One inn for the best of two worlds - craft beers and Irish whiskey, The Barking Deer is Mumbai’s own first craft brewpub. With the launch of The Jameson Loft at The Barking Deer, it now offers a place to relish the best Irish whiskey along with the fresh brews from the brewery, under one roof.

Situated in the attic of The Barking Deer in Mumbai, The Jameson Loft aims to cater to a select group of 35-40 guzzlers. The concept of The Jameson Loft evolved in conjunction with Gregory Kroitzsh of The Barking Deer, who is hopeful of popularizing the global trends of consuming Jameson with beer. The Jameson Loft, the first ever exclusive whiskey bar echoes this spirit and culture of Jameson. When John Jameson created Jameson Irish Whiskey in 1780, he also created a culture of whiskey lovers who savour every moment of drinking the “water of life”.

The Barking Deer, one of the most popular bars in Mumbai, served its first craft beer in November of 2013. It was a significant event in Mumbai, as the owner struggled for almost two years to get the license for brewing.

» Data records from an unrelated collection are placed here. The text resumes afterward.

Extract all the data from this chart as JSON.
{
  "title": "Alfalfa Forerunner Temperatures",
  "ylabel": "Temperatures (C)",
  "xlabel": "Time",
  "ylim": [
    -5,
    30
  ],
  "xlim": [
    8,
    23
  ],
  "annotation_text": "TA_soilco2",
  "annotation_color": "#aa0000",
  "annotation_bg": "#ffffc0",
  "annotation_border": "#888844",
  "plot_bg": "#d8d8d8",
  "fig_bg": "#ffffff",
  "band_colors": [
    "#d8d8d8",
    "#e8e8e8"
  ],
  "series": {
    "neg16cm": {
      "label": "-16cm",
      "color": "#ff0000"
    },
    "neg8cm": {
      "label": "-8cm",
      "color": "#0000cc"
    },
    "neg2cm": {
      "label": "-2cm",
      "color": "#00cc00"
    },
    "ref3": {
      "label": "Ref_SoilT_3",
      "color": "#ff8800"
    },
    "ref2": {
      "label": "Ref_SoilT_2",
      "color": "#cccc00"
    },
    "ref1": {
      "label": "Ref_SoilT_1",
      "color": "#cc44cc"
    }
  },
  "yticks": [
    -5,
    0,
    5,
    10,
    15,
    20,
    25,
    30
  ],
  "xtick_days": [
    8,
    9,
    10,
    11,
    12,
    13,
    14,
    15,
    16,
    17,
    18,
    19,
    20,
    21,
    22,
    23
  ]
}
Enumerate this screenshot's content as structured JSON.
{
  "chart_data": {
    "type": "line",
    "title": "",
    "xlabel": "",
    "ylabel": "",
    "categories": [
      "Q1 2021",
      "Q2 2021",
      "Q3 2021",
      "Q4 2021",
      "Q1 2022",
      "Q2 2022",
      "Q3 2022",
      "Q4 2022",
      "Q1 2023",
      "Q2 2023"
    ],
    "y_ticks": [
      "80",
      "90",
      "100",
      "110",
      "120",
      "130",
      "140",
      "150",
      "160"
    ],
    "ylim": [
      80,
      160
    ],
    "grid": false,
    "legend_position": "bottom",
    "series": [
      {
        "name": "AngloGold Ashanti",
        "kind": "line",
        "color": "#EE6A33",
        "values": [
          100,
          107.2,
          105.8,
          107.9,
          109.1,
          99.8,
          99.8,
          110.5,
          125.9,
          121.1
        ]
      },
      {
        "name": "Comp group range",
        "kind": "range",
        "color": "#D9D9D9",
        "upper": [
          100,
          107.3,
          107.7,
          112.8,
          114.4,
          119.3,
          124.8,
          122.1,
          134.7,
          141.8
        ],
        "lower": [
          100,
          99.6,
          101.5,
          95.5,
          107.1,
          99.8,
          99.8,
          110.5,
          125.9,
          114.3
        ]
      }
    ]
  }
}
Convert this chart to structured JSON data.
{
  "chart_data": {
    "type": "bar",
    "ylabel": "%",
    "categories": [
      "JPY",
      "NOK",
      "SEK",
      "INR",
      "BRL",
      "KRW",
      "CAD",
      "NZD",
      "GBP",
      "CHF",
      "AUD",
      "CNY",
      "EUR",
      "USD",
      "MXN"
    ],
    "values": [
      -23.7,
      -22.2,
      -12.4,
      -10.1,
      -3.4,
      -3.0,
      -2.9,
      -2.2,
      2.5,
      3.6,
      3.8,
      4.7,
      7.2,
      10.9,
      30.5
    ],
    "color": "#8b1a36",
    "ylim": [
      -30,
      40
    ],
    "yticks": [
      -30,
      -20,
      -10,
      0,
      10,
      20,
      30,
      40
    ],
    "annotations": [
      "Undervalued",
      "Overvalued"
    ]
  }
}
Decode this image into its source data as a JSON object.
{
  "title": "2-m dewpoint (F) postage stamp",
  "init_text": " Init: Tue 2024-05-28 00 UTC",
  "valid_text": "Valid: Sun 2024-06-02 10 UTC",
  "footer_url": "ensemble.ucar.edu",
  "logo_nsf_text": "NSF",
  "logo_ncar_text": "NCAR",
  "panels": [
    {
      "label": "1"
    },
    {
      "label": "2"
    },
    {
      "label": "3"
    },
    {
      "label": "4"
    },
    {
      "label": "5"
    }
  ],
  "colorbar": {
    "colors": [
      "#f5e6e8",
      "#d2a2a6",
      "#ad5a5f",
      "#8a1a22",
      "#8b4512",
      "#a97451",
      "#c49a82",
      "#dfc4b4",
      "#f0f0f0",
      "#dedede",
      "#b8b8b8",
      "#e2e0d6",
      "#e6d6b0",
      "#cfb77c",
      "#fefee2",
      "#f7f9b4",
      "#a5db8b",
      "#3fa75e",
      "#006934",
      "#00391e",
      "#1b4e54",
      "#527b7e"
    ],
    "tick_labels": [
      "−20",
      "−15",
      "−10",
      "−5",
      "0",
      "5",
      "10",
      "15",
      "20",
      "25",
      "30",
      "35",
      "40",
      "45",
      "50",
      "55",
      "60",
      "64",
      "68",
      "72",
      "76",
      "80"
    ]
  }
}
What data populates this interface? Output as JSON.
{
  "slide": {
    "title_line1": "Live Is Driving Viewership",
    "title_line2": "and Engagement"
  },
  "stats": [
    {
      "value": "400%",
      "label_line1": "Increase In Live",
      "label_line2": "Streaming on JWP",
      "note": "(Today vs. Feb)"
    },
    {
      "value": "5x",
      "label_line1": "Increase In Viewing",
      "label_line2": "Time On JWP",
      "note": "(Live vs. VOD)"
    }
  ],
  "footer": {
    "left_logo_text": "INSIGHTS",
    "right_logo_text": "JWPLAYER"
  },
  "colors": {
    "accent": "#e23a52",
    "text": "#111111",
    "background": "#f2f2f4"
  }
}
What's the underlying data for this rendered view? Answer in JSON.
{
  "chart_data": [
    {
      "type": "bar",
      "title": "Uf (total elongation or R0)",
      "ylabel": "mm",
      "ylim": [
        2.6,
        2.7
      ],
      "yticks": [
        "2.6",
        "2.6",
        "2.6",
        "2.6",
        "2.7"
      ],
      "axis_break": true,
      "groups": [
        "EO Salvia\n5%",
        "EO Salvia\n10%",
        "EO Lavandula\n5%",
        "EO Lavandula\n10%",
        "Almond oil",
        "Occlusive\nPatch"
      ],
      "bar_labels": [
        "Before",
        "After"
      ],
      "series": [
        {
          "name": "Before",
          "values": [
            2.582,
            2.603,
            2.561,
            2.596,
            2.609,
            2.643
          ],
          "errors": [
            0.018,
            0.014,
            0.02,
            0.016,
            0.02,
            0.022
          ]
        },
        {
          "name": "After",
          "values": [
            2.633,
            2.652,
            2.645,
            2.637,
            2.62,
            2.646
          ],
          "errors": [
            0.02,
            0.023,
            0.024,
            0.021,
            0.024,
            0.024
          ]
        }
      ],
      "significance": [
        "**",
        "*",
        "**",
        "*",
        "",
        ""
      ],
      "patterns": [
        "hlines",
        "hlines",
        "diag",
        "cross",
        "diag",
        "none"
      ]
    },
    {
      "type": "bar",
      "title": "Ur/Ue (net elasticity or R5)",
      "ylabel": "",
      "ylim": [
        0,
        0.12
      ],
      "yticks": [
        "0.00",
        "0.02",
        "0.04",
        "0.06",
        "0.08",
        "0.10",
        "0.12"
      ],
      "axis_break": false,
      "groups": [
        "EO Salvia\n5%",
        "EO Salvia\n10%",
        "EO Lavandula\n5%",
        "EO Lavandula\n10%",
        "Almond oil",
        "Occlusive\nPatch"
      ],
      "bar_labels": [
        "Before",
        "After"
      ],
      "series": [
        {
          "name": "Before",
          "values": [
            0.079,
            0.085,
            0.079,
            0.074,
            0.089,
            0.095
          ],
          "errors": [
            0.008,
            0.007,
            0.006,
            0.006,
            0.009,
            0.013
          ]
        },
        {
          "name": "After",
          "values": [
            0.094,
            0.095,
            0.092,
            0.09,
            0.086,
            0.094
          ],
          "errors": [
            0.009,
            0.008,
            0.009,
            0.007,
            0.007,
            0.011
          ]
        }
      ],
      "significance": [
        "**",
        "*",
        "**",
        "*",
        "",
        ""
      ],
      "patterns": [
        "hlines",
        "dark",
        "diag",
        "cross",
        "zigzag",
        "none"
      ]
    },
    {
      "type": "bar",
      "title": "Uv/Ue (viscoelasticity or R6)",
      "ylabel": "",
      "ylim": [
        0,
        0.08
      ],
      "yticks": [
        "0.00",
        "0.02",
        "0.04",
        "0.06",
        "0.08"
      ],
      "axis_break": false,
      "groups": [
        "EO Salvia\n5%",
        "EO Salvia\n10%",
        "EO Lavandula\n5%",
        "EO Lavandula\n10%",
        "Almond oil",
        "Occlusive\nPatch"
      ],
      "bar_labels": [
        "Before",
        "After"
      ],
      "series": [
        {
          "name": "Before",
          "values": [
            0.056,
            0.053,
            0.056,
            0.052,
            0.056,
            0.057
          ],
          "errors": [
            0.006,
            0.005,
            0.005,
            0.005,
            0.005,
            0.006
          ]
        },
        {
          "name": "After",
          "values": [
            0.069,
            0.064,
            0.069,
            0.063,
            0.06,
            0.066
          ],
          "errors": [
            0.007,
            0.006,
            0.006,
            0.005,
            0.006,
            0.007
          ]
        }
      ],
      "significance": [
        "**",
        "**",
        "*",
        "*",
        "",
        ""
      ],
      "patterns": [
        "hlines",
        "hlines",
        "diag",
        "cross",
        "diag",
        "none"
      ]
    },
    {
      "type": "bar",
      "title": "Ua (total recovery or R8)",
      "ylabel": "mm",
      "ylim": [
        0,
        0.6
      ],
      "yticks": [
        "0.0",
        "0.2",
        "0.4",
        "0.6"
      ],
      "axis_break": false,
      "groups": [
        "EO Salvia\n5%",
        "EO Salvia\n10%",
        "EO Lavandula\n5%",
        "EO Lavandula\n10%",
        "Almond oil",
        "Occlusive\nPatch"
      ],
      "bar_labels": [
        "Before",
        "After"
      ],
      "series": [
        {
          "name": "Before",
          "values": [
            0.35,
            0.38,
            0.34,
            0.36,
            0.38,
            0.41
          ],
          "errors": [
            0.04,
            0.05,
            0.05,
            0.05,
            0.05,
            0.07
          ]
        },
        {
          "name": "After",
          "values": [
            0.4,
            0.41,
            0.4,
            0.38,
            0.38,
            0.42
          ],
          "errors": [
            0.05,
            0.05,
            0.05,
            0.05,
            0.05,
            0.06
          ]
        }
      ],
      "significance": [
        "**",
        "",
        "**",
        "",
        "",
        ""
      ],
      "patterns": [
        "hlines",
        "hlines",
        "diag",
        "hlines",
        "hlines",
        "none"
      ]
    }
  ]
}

With the novel concept of The Jameson Loft, Gregory is now confident of creating another milestone in the city. The Barking Deer has been modeled after popular American brewpubs that founder Gregory frequented before he moved to Mumbai in 2008. The new loft also has a similar Manhattan pub vibe, while exuding the Jameson culture and energy. What started off as casual, unplanned ‘After Hours’ sessions in the attic before it was christened as ‘The Jameson Loft’, soon became hugely popular and a routine affair with the regulars. They started looking forward to the Jameson cocktails, game nights, fun and private evenings with their buddies, formerly referred as The Barking Deer attic.